I grew up in a family that revolved around beauty. My mother graduated in photography from what is today the renowned Gerrit Rietveld academy, while my father traded 16th and 17th century paintings.

My father used to take me to museums, where he told me all about the artists and the time they lived in. He taught me to place the objects I see in their historical context.

The designer in me

I discovered the designer in me when I moved house, and could not find any lamps to suit my taste. So I decided to take a welding course and started designing my own lamps. My designs were simple enough for me, just starting out as an amateur welder, to make them myself. I had found my calling.

A turning point

As my metal skills improved, I was able to make increasingly complex designs and felt I was headed in the right direction. Then, suddenly, my back gave out. Steel literally became too hard for me to handle.

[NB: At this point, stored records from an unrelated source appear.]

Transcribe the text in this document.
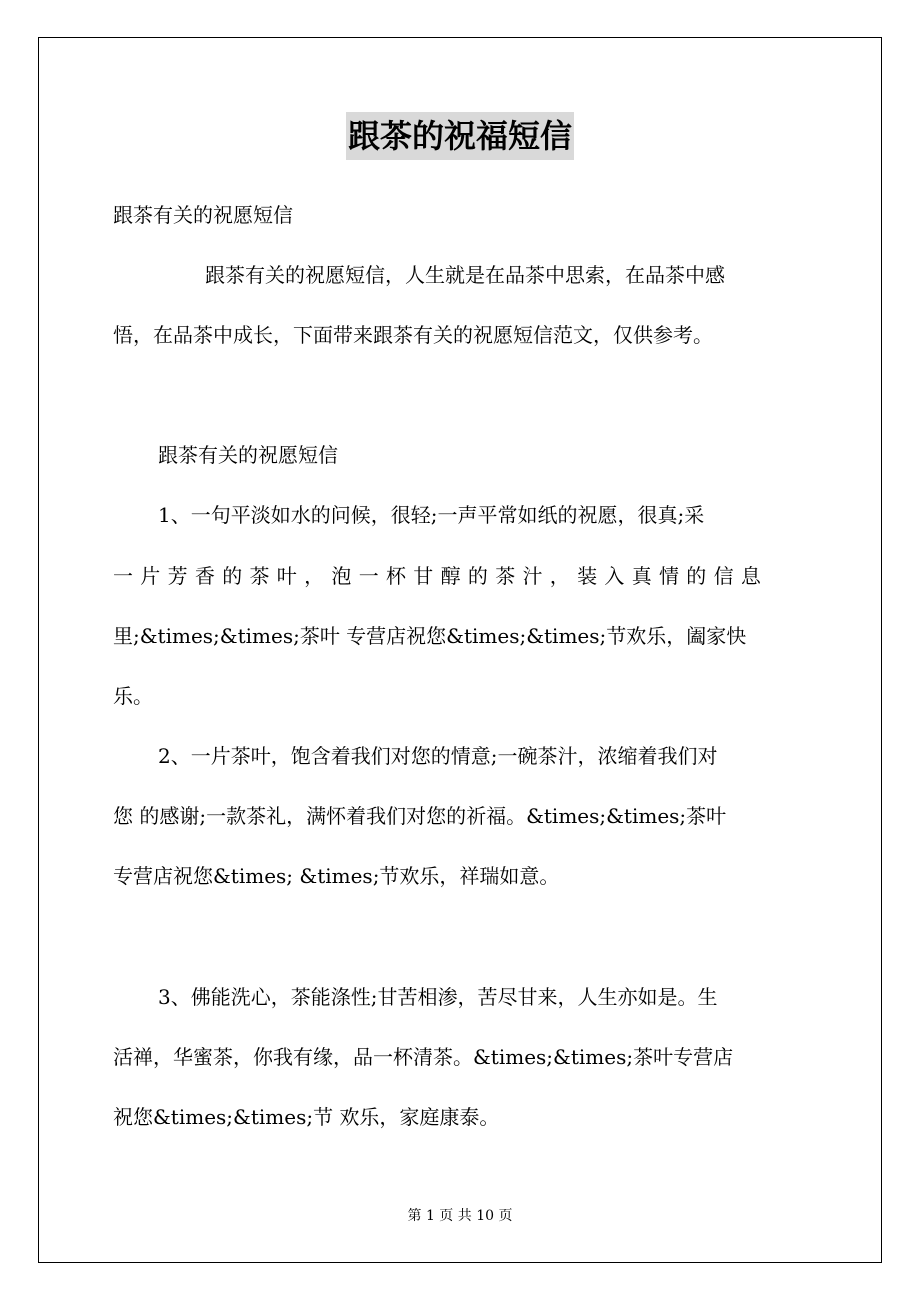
跟茶的祝福短信
跟茶有关的祝愿短信
跟茶有关的祝愿短信，人生就是在品茶中思索，在品茶中感
悟，在品茶中成长，下面带来跟茶有关的祝愿短信范文，仅供参考。
跟茶有关的祝愿短信
1、一句平淡如水的问候，很轻;一声平常如纸的祝愿，很真;采
一片芳香的茶叶，泡一杯甘醇的茶汁，装入真情的信息
里;&times;&times;茶叶 专营店祝您&times;&times;节欢乐，阖家快
乐。
2、一片茶叶，饱含着我们对您的情意;一碗茶汁，浓缩着我们对
您 的感谢;一款茶礼，满怀着我们对您的祈福。&times;&times;茶叶
专营店祝您&times; &times;节欢乐，祥瑞如意。
3、佛能洗心，茶能涤性;甘苦相渗，苦尽甘来，人生亦如是。生
活禅，华蜜茶，你我有缘，品一杯清茶。&times;&times;茶叶专营店
祝您&times;&times;节 欢乐，家庭康泰。
第 1 页 共 10 页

In bed with a herniated disk, I discovered the world of 3D design software. From one day to the next, everything seemed possible – I could design for any material!
While discovering this new world, my basic principle is still that the execution of the designs has to be simple.

Finding my identity

As I am completely self-taught, getting to where I am has taken me a relatively long time. This means I have developed my own individual, independent visual language.

Although in practice, I often find myself reinventing the wheel, this also means I don’t only know it works, I also understand why. And so my ‘ wheels’ often function and look slightly differently from their traditional counterparts. My quest for the essence of beauty is defined by the alchemy of proportions, materials and the tension between form and function.